Is this... just to be clever? Why not

    (!x)=/:!x

aka. the identity matrix is defined as having ones on the diagonal? Bonus points AI will understand the code better.

while both versions are O(N^2), your version is slower because comparison operation, which affects execution speed. This is suboptimal.

  q)x:1000
  q)\t:1000 sum (til x)=/:(til x)
  889
  q)\t:1000 sum (til x)=/:(til x)
  871
  q)\t:1000 sum (2#x)#1,x#0
  602
  q)\t:1000 sum (2#x)#1,x#0
  599

upd: in ngn/k, situation is opposite ;-o

Unless the interpreter is capable of pattern-recognizing that whole pattern, that will be less efficient, e.g. having to work with 16-bit integers for x in the range 128..32767, whereas the direct version can construct the array directly (i.e. one byte or bit per element depending on whether kdb has bit booleans). Can't provide timings for kdb for licensing reasons, but here's Dyalog APL and CBQN doing the same thing, showing the fast version at 3.7x and 10.5x faster respectively: https://dzaima.github.io/paste/#0U1bmUlaOVncM8FGP5VIAg0e9cxV...

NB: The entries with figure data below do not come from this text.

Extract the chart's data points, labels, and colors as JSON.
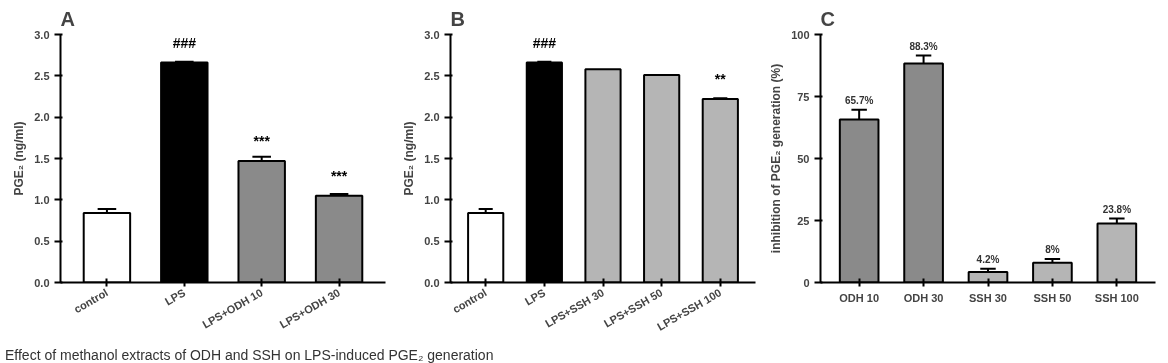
{
  "chart_data": [
    {
      "type": "bar",
      "title": "A",
      "ylabel": "PGE₂ (ng/ml)",
      "categories": [
        "control",
        "LPS",
        "LPS+ODH 10",
        "LPS+ODH 30"
      ],
      "values": [
        0.84,
        2.66,
        1.47,
        1.05
      ],
      "errors": [
        [
          0.84,
          0.89
        ],
        [
          2.66,
          2.67
        ],
        [
          1.47,
          1.52
        ],
        [
          1.05,
          1.07
        ]
      ],
      "colors": [
        "#ffffff",
        "#000000",
        "#8a8a8a",
        "#8a8a8a"
      ],
      "ylim": [
        0,
        3.0
      ],
      "yticks": [
        {
          "value": 0,
          "label": "0.0"
        },
        0.5,
        {
          "value": 1,
          "label": "1.0"
        },
        1.5,
        {
          "value": 2,
          "label": "2.0"
        },
        2.5,
        {
          "value": 3,
          "label": "3.0"
        }
      ],
      "grid": false,
      "annotations": [
        {
          "text": "###",
          "x": "LPS",
          "y": 2.66
        },
        {
          "text": "***",
          "x": "LPS+ODH 10",
          "y": 1.47
        },
        {
          "text": "***",
          "x": "LPS+ODH 30",
          "y": 1.05
        },
        "Effect of methanol extracts of ODH and SSH on LPS-induced PGE₂ generation"
      ]
    },
    {
      "type": "bar",
      "title": "B",
      "ylabel": "PGE₂ (ng/ml)",
      "categories": [
        "control",
        "LPS",
        "LPS+SSH 30",
        "LPS+SSH 50",
        "LPS+SSH 100"
      ],
      "values": [
        0.84,
        2.66,
        2.58,
        2.51,
        2.22
      ],
      "errors": [
        [
          0.84,
          0.89
        ],
        [
          2.66,
          2.67
        ],
        null,
        null,
        [
          2.22,
          2.23
        ]
      ],
      "colors": [
        "#ffffff",
        "#000000",
        "#b5b5b5",
        "#b5b5b5",
        "#b5b5b5"
      ],
      "ylim": [
        0,
        3.0
      ],
      "yticks": [
        {
          "value": 0,
          "label": "0.0"
        },
        0.5,
        {
          "value": 1,
          "label": "1.0"
        },
        1.5,
        {
          "value": 2,
          "label": "2.0"
        },
        2.5,
        {
          "value": 3,
          "label": "3.0"
        }
      ],
      "grid": false,
      "annotations": [
        {
          "text": "###",
          "x": "LPS",
          "y": 2.66
        },
        {
          "text": "**",
          "x": "LPS+SSH 100",
          "y": 2.22
        }
      ]
    },
    {
      "type": "bar",
      "title": "C",
      "ylabel": "inhibition of PGE₂ generation (%)",
      "categories": [
        "ODH 10",
        "ODH 30",
        "SSH 30",
        "SSH 50",
        "SSH 100"
      ],
      "values": [
        65.7,
        88.3,
        4.2,
        8,
        23.8
      ],
      "errors": [
        [
          65.7,
          69.7
        ],
        [
          88.3,
          91.5
        ],
        [
          4.2,
          5.5
        ],
        [
          8,
          9.5
        ],
        [
          23.8,
          25.8
        ]
      ],
      "colors": [
        "#8a8a8a",
        "#8a8a8a",
        "#b5b5b5",
        "#b5b5b5",
        "#b5b5b5"
      ],
      "value_labels": [
        "65.7%",
        "88.3%",
        "4.2%",
        "8%",
        "23.8%"
      ],
      "ylim": [
        0,
        100
      ],
      "yticks": [
        0,
        25,
        50,
        75,
        100
      ],
      "grid": false
    }
  ]
}
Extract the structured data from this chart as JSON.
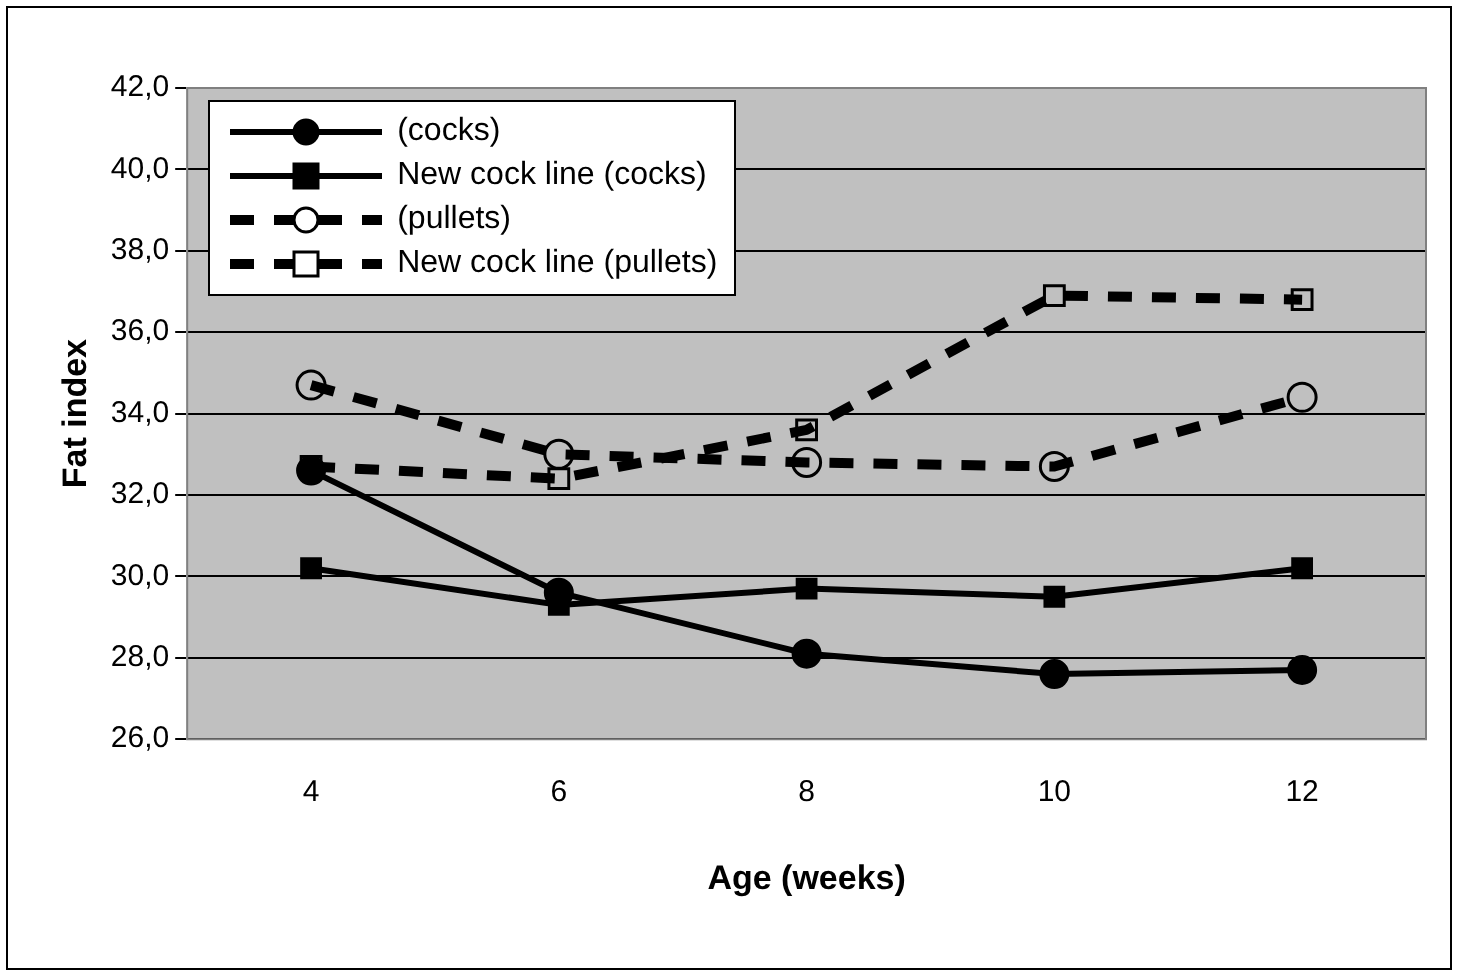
{
  "chart_data": {
    "type": "line",
    "xlabel": "Age (weeks)",
    "ylabel": "Fat index",
    "categories": [
      "4",
      "6",
      "8",
      "10",
      "12"
    ],
    "series": [
      {
        "name": "(cocks)",
        "color": "#000000",
        "values": [
          32.6,
          29.6,
          28.1,
          27.6,
          27.7
        ],
        "marker": "circle",
        "line_style": "solid"
      },
      {
        "name": "New cock line (cocks)",
        "color": "#000000",
        "values": [
          30.2,
          29.3,
          29.7,
          29.5,
          30.2
        ],
        "marker": "square",
        "line_style": "solid"
      },
      {
        "name": "(pullets)",
        "color": "#000000",
        "values": [
          34.7,
          33.0,
          32.8,
          32.7,
          34.4
        ],
        "marker": "circle",
        "line_style": "dashed"
      },
      {
        "name": "New cock line (pullets)",
        "color": "#000000",
        "values": [
          32.7,
          32.4,
          33.6,
          36.9,
          36.8
        ],
        "marker": "square",
        "line_style": "dashed"
      }
    ],
    "ylim": [
      26,
      42
    ],
    "yticks": [
      {
        "value": 26,
        "label": "26,0"
      },
      {
        "value": 28,
        "label": "28,0"
      },
      {
        "value": 30,
        "label": "30,0"
      },
      {
        "value": 32,
        "label": "32,0"
      },
      {
        "value": 34,
        "label": "34,0"
      },
      {
        "value": 36,
        "label": "36,0"
      },
      {
        "value": 38,
        "label": "38,0"
      },
      {
        "value": 40,
        "label": "40,0"
      },
      {
        "value": 42,
        "label": "42,0"
      }
    ],
    "grid": "y",
    "legend": "top left"
  }
}
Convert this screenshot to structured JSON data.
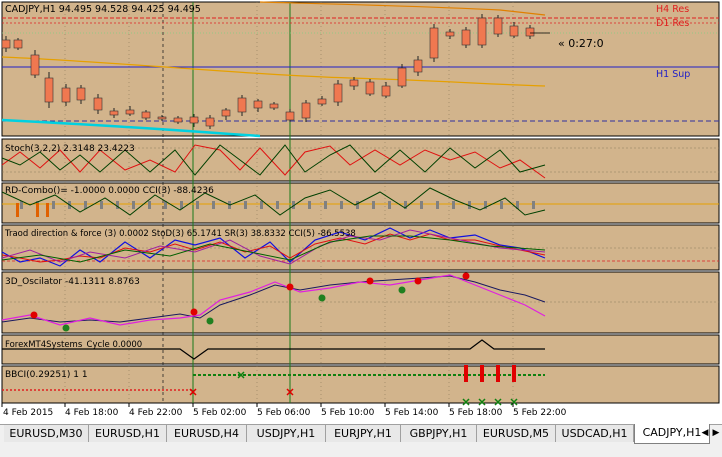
{
  "chart": {
    "title": "CADJPY,H1  94.495 94.528 94.425 94.495",
    "countdown": "« 0:27:0",
    "levels": {
      "h4_res": "H4 Res",
      "d1_res": "D1 Res",
      "h1_sup": "H1 Sup"
    },
    "panels": [
      {
        "label": "Stoch(3,2,2) 2.3148 23.4223"
      },
      {
        "label": "RD-Combo()= -1.0000 0.0000  CCI(3) -88.4236"
      },
      {
        "label": "Traod direction & force (3)  0.0002  StoD(3)  65.1741  SR(3) 38.8332  CCI(5) -86.5538"
      },
      {
        "label": "3D_Oscilator -41.1311 8.8763"
      },
      {
        "label": "ForexMT4Systems_Cycle 0.0000"
      },
      {
        "label": "BBCI(0.29251) 1 1"
      }
    ],
    "time_labels": [
      "4 Feb 2015",
      "4 Feb 18:00",
      "4 Feb 22:00",
      "5 Feb 02:00",
      "5 Feb 06:00",
      "5 Feb 10:00",
      "5 Feb 14:00",
      "5 Feb 18:00",
      "5 Feb 22:00"
    ]
  },
  "tabs": [
    {
      "label": "EURUSD,M30",
      "active": false
    },
    {
      "label": "EURUSD,H1",
      "active": false
    },
    {
      "label": "EURUSD,H4",
      "active": false
    },
    {
      "label": "USDJPY,H1",
      "active": false
    },
    {
      "label": "EURJPY,H1",
      "active": false
    },
    {
      "label": "GBPJPY,H1",
      "active": false
    },
    {
      "label": "EURUSD,M5",
      "active": false
    },
    {
      "label": "USDCAD,H1",
      "active": false
    },
    {
      "label": "CADJPY,H1",
      "active": true
    }
  ],
  "tab_scroll": {
    "left_icon": "arrow-left-icon",
    "right_icon": "arrow-right-icon"
  },
  "colors": {
    "bg": "#d2b48c",
    "bull": "#5a8a1e",
    "bear": "#f07850",
    "support": "#2020c8",
    "resistance": "#e02020"
  }
}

The vibe I get from q/kdb in general is that its concision has passed the point of increasing clarity through brevity and is now about some kind of weird hazing or machismo thing. I've never seen even numpy's verbosity be an actual impediment to understanding an algorithm, so we're left speculation about social and psychological explanations for why someone would write (2#x)#1,x#0 and think it beautiful.

Some brief notations make sense. Consider, say, einsum: "ij->ji" elegantly expresses a whole operation in a way that exposes the underlying symmetry of the domain. I don't think q's line noise style (or APL for that matter) is similarly exposing any deeper structure.